Berlin - Besonders in Zeiten der Pandemie explodiert die Nachfrage nach süßen kleinen Welpen. Bei der Suche nach einem Hund ist es besonders wichtig, auf seriöse Angebote zurückzugreifen. Um möglichst sicherzugehen, dass es sich beim angebotenen kleinen Vierbeiner nicht um ein Tier aus illegaler Herkunft handelt, sollte die Übergabe bei einem Anbieter zu Hause stattfinden, rät die Tierschutzstiftung Vier Pfoten.
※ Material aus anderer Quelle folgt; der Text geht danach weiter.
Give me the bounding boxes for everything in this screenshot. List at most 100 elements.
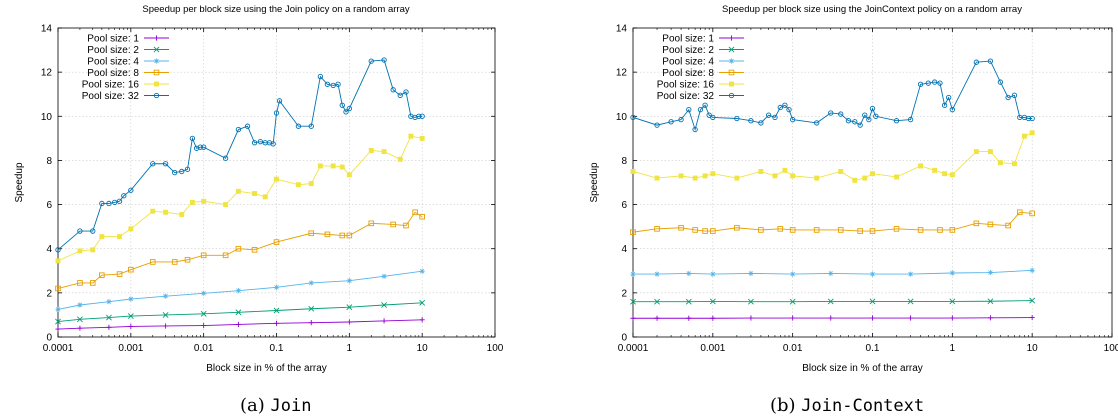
series-line bbox=[58, 303, 422, 322]
data-point bbox=[1012, 161, 1017, 166]
data-point bbox=[201, 291, 206, 296]
caption-b-prefix: (b) bbox=[770, 395, 801, 416]
legend-swatch-marker bbox=[729, 82, 734, 87]
data-point bbox=[381, 318, 386, 323]
legend-label: Pool size: 4 bbox=[87, 57, 139, 68]
data-point bbox=[90, 247, 95, 252]
legend-label: Pool size: 8 bbox=[662, 68, 714, 79]
x-tick-label: 100 bbox=[1104, 343, 1118, 354]
series-line bbox=[633, 301, 1032, 302]
data-point bbox=[274, 177, 279, 182]
x-tick-label: 0.001 bbox=[118, 343, 143, 354]
x-axis-label: Block size in % of the array bbox=[206, 363, 327, 374]
data-point bbox=[710, 271, 715, 276]
data-point bbox=[309, 280, 314, 285]
series-5 bbox=[631, 130, 1035, 182]
data-point bbox=[734, 176, 739, 181]
data-point bbox=[163, 294, 168, 299]
data-point bbox=[894, 175, 899, 180]
y-tick-label: 14 bbox=[41, 24, 53, 35]
data-point bbox=[870, 271, 875, 276]
legend-swatch-marker bbox=[154, 82, 159, 87]
data-point bbox=[772, 173, 777, 178]
data-point bbox=[758, 169, 763, 174]
data-point bbox=[918, 163, 923, 168]
y-tick-label: 0 bbox=[46, 333, 52, 344]
data-point bbox=[655, 176, 660, 181]
data-point bbox=[710, 171, 715, 176]
data-point bbox=[1030, 130, 1035, 135]
data-point bbox=[223, 202, 228, 207]
chart-title: Speedup per block size using the Join po… bbox=[142, 4, 409, 15]
data-point bbox=[77, 302, 82, 307]
data-point bbox=[318, 163, 323, 168]
series-line bbox=[58, 136, 422, 261]
x-tick-label: 1 bbox=[347, 343, 353, 354]
data-point bbox=[236, 189, 241, 194]
x-tick-label: 0.01 bbox=[194, 343, 214, 354]
data-point bbox=[1030, 315, 1035, 320]
series-4 bbox=[631, 210, 1035, 235]
legend-swatch-marker bbox=[729, 58, 734, 63]
data-point bbox=[908, 271, 913, 276]
legend-label: Pool size: 2 bbox=[662, 45, 714, 56]
data-point bbox=[201, 323, 206, 328]
chart-title: Speedup per block size using the JoinCon… bbox=[722, 4, 1022, 15]
data-point bbox=[128, 296, 133, 301]
legend-label: Pool size: 1 bbox=[662, 34, 714, 45]
data-point bbox=[55, 326, 60, 331]
y-tick-label: 4 bbox=[621, 244, 627, 255]
y-tick-label: 12 bbox=[616, 68, 628, 79]
data-point bbox=[263, 194, 268, 199]
data-point bbox=[838, 169, 843, 174]
data-point bbox=[679, 173, 684, 178]
data-point bbox=[686, 316, 691, 321]
x-axis-label: Block size in % of the array bbox=[802, 363, 923, 374]
x-tick-label: 0.01 bbox=[783, 343, 803, 354]
y-tick-label: 10 bbox=[616, 112, 628, 123]
data-point bbox=[630, 316, 635, 321]
x-tick-label: 0.0001 bbox=[43, 343, 74, 354]
series-2 bbox=[630, 298, 1034, 304]
data-point bbox=[862, 176, 867, 181]
data-point bbox=[988, 315, 993, 320]
data-point bbox=[163, 323, 168, 328]
x-tick-label: 100 bbox=[487, 343, 504, 354]
data-point bbox=[950, 172, 955, 177]
data-point bbox=[748, 315, 753, 320]
x-tick-label: 1 bbox=[950, 343, 956, 354]
data-point bbox=[128, 226, 133, 231]
data-point bbox=[163, 210, 168, 215]
data-point bbox=[870, 171, 875, 176]
data-point bbox=[1030, 268, 1035, 273]
series-line bbox=[58, 212, 422, 288]
data-point bbox=[998, 160, 1003, 165]
data-point bbox=[870, 315, 875, 320]
data-point bbox=[117, 234, 122, 239]
data-point bbox=[782, 168, 787, 173]
data-point bbox=[99, 234, 104, 239]
data-point bbox=[77, 248, 82, 253]
legend-label: Pool size: 1 bbox=[87, 34, 139, 45]
data-point bbox=[340, 165, 345, 170]
data-point bbox=[236, 322, 241, 327]
series-3 bbox=[630, 268, 1034, 277]
data-point bbox=[420, 136, 425, 141]
legend-swatch-marker bbox=[154, 58, 159, 63]
caption-a: (a) Join bbox=[240, 395, 311, 416]
data-point bbox=[790, 315, 795, 320]
data-point bbox=[814, 176, 819, 181]
data-point bbox=[908, 315, 913, 320]
caption-b-name: Join-Context bbox=[801, 396, 924, 416]
legend-swatch-marker bbox=[729, 35, 734, 40]
data-point bbox=[630, 271, 635, 276]
series-5 bbox=[56, 134, 425, 264]
x-tick-label: 10 bbox=[417, 343, 429, 354]
data-point bbox=[654, 316, 659, 321]
data-point bbox=[201, 199, 206, 204]
data-point bbox=[190, 200, 195, 205]
series-2 bbox=[55, 300, 424, 324]
data-point bbox=[106, 299, 111, 304]
data-point bbox=[77, 326, 82, 331]
x-tick-label: 0.0001 bbox=[618, 343, 649, 354]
Nur so können künftige Hundehalter die genaue Herkunft des Welpen erfahren.

Die Tierschützer haben weitere Tipps zum verantwortungsbewussten Welpenkauf zusammengestellt. Bei diesen Dingen sollten bei Käufern die Alarmglocken schrillen.

Keine Mutter, kein Kauf

Bestehen Sie darauf, das Muttertier zu sehen: Ist es gesund? Hat es ein Gesäuge? Manchmal zeigen Online-Verkäufer irgendeine Hündin der gleichen Rasse, während die wahre Mutter in Osteuropa in einer Welpenfabrik leidet. Welpen brauchen die Mutter mindestens bis zur achten Woche: Erst dann sind sie in ihrer Entwicklung so weit, dass sie von ihren Wurfgeschwistern und von der Mutter getrennt werden können.

Hier ist Vorsicht geboten

Seien Sie vorsichtig, wenn der Verkäufer viele verschiedene Welpen anbietet: Bei einer großen Auswahl unterschiedlicher Rassewelpen verschiedenen Alters ist davon auszugehen, dass der Verkäufer als Zwischenhändler fungiert.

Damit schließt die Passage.